The One World Trade Center is a building that embraced new architectural and environmental standards in urban design to symbolize New York’s urban fabric.
The feature facade walls of the 50 feet tall foyer and each of the four cantilevered canopies design is grand and elegant. Lightweight design and materials, such as single-glazed, laminated, low-iron, frameless glass panels, which are attached to the cable-net wall with cast stainless steel spiders created the even surface architectural effect, one of the signatures of the building.
The spire, crucial to the tower, was designed to complement the building pragmatically, aesthetically, and symbolically, making the tower exactly 1,776 feet tall, a number representative of the United States Declaration of Independence signed in 1776.
Functionality dictated the antenna to be designed to broadcasting specifications.
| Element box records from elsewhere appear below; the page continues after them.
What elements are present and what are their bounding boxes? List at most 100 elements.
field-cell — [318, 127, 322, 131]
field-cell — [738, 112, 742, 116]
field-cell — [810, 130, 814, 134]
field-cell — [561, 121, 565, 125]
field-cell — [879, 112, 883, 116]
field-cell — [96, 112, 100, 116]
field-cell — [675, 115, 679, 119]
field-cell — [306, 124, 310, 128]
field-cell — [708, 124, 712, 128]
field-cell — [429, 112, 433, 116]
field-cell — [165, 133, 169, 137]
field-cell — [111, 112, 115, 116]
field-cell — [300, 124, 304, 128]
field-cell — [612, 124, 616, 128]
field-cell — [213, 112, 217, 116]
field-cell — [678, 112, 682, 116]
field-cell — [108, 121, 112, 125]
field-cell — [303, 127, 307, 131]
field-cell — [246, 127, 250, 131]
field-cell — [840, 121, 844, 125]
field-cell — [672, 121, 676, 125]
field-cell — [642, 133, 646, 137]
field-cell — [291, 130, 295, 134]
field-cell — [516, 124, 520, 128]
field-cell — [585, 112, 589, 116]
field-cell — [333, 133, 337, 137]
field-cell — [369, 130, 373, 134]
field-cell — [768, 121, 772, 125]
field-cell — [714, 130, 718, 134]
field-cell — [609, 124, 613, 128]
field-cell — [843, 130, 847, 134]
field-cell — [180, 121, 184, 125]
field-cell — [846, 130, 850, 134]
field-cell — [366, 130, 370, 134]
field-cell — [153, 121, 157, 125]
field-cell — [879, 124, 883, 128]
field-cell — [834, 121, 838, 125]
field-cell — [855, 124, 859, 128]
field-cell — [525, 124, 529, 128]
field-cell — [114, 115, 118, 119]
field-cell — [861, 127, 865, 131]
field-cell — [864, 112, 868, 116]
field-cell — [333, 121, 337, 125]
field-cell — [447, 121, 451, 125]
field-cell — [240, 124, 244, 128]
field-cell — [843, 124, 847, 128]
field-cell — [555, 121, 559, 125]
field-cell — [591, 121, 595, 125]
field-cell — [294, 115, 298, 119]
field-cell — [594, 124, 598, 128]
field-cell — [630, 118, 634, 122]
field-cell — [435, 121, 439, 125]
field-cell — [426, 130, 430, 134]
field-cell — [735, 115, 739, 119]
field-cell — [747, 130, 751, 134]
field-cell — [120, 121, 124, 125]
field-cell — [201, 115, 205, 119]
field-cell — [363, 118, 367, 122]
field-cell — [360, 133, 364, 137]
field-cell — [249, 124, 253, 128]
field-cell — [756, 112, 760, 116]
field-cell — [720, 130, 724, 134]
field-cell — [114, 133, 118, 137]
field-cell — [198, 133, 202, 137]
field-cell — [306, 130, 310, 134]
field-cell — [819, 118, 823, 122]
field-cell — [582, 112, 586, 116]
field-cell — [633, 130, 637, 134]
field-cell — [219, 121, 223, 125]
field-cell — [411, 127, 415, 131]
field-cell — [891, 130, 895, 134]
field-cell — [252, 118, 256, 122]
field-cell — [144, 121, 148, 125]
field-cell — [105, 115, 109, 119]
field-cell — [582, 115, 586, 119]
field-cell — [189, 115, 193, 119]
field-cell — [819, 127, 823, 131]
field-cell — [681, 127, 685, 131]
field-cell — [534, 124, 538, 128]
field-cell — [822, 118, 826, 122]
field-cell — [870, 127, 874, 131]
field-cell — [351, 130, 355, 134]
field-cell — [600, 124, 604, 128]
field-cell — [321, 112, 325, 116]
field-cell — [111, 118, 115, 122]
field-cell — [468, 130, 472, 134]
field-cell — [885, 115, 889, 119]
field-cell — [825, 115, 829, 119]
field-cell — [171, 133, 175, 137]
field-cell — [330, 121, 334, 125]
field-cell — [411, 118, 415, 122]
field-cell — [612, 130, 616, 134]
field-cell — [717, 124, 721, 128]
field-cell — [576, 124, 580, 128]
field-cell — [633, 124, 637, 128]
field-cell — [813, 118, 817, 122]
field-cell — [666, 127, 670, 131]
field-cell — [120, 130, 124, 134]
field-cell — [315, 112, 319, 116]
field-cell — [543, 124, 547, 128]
Therefore, the mast was devised in seven stacked sections decreasing gradually in diameter so that each different shape could meet broadcasting requirements and construction methods. The spire has tight limits on lateral movement, especially near the tip, and the underlying armature is engineered to deflect only 0.5 degrees in a sustained 50-mile-per-hour wind (approximately 80.5 km/h). Furthermore, the communication ring functions as a support for all broadcasting equipment as well as for lighting and window-washing rigs at its base, thus designed to facilitate maintenance.